There is much ado about low property appraisals lately. Many home builders, sellers and real estate agents complain that appraisals are skewed by foreclosure homes.
Low property appraisals are the topic du jour in the real estate world. Today, for example, nearly a dozen major news outlets ran stories about low appraisals on their real-estate front pages. It’s also generating a lot of discussion, such as this recent Q&A session on the MarketWatch website.
We are going to throw our hat into this ring as well, but from a different angle. In true DHN fashion, we will put this news into perspective for first-time home buyers. Here’s what a first-time buyer should know about property appraisals, and what it means when they “come in low.”
What is a Property Appraisal?
When you buy a home, the mortgage lender will send a professional appraiser out to review the property. He or she will compare the house you’re buying to recent sales in the area. They also consider upgrades to the property, such as swimming pools and kitchen renovations. Based on all of this, the appraiser will come up with a property appraisal — an educated guess of the home’s current value. The lender does this to protect its own financial interests.
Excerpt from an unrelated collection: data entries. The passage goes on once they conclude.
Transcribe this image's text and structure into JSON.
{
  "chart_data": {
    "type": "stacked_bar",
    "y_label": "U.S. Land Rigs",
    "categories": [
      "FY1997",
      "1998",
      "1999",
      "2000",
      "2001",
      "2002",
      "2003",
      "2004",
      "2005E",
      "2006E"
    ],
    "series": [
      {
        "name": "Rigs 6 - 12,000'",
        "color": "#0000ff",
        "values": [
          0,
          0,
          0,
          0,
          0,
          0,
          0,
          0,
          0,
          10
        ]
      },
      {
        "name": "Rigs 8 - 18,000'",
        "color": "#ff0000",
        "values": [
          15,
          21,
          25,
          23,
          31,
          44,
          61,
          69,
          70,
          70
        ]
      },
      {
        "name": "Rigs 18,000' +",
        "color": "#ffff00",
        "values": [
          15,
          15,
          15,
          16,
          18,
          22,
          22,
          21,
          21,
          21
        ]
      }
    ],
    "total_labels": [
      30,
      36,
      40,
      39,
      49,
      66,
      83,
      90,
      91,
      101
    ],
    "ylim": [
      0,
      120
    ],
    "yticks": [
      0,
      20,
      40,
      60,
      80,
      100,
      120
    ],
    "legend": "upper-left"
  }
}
If the appraisal comes in lower than the amount you’ve agreed to pay, there’s a problem.
When the Appraisal is Below the Purchase Price
Let’s say you’re interested in a home that’s listed for $270,000. Your real estate agent reviews some comparable sales in the area and advises you to offer $250,000. You do this, and the sellers accept your offer. If you’re paying cash, the deal is nearly done. But if you’re using a mortgage lender, like most people, you have to get their take on the home’s value. So the lender sends an appraiser out to evaluate the home, and he says it’s only worth $210,000. Based on the low appraisal, the lender is only willing to give you a loan for the lower amount — $210,000.
This kind of scenario happens often, especially in the current economy. High foreclosure rates have a lot to do with it. Many real estate agents don’t use foreclosure sales when they evaluate pricing. But a lot of home appraisers do consider foreclosures. Thus, we have a discrepancy in values. In the current real estate market, this a common reason for low property appraisals.
How it Affects Home Buyers
A low appraisal actually works in favor of the home buyer. In the end, it can help you save money on your purchase. It can also prevent you from paying more for a home than it’s worth. The down side is that it can add some hiccups to the process.
For example, if your initial offer gets accepted, a low property appraisal could delay (or even derail) the whole transaction. It all comes down to what the sellers do in response to the lower appraisal. If they agree to lower the asking price to reflect the appraisal, then the deal is back on. If they stick to their original / higher asking price, then you’ve got a problem.
Here’s the bottom line. It’s never a good idea to pay more for a home than it’s worth. This puts you in a negative-equity situation, right from the start. But it’s not always easy to determine the “true” value of a home, especially when different players are looking at different data. If you’re presented with two different appraisals from two real estate professionals, you should base your offer on the lower of the two.